Abbas täte gut daran, den Gazastreifen zu meiden: Iran und Hisbollah arbeiten gemeinsam mit der Hamas an der Schaffung einer "gemeinsamen Front" gegen Israel. Die Entscheidung der Hamas, sich dem Iran und der Hisbollah zuzuwenden, offenbart die Wahrheit: Sie ist nicht auf Mässigung und Pragmatismus aus, sondern auf das genaue Gegenteil. Dies lässt nichts Gutes ahnen für die Bemühungen der aktuellen Trump-Regierung, Frieden im Nahen Osten zu erreichen.

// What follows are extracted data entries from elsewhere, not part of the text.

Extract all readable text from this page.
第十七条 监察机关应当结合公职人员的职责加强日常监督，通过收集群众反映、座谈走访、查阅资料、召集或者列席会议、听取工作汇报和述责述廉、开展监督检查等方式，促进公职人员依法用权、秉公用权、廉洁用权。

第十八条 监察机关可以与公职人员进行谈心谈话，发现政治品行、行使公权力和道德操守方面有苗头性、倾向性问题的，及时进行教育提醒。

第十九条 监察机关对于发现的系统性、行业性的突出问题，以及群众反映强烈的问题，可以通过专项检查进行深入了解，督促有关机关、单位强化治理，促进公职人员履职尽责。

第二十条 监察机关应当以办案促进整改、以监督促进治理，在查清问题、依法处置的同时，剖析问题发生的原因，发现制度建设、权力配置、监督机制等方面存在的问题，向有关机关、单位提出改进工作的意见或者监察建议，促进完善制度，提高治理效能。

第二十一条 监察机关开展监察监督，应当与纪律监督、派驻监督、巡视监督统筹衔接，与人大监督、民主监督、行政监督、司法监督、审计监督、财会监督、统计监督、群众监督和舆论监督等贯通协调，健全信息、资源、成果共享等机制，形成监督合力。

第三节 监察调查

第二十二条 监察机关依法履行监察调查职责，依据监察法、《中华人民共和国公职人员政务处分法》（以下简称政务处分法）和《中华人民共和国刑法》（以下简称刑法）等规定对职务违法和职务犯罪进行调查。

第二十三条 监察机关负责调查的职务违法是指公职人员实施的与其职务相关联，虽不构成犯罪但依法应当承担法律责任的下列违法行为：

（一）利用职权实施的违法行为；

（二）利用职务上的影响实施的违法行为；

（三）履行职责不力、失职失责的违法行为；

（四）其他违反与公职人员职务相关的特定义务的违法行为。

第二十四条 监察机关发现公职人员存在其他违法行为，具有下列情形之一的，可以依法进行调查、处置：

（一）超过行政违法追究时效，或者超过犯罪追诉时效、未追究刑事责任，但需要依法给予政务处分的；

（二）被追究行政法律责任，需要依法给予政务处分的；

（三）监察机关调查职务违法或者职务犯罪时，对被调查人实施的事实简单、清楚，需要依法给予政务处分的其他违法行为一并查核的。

Wenn der Iran und die Hisbollah nicht daran gehindert werden, ihren Einfluss und ihre Kontrolle auf den Gazastreifen und andere arabische Länder auszudehnen, sind die Aussichten auf Frieden eher düster. Tatsächlich sind die Aussichten auf Krieg sehr viel naheliegender, während sich Iran, Hisbollah, Hamas und der Palästinensische Islamische Dschihad in der Mitte treffen, um ihre Pläne für den Krieg gegen Israel zu besprechen. Werden Iran und Hisbollah nicht gestoppt, heisst das, dass sich Abbas möglicherweise schon bald Seite an Seite mit Hariri in Saudi-Arabien verstecken wird.
Khaled Abu Toameh ist ein preisgekrönter arabisch-israelischer Journalist und TV-Produzent.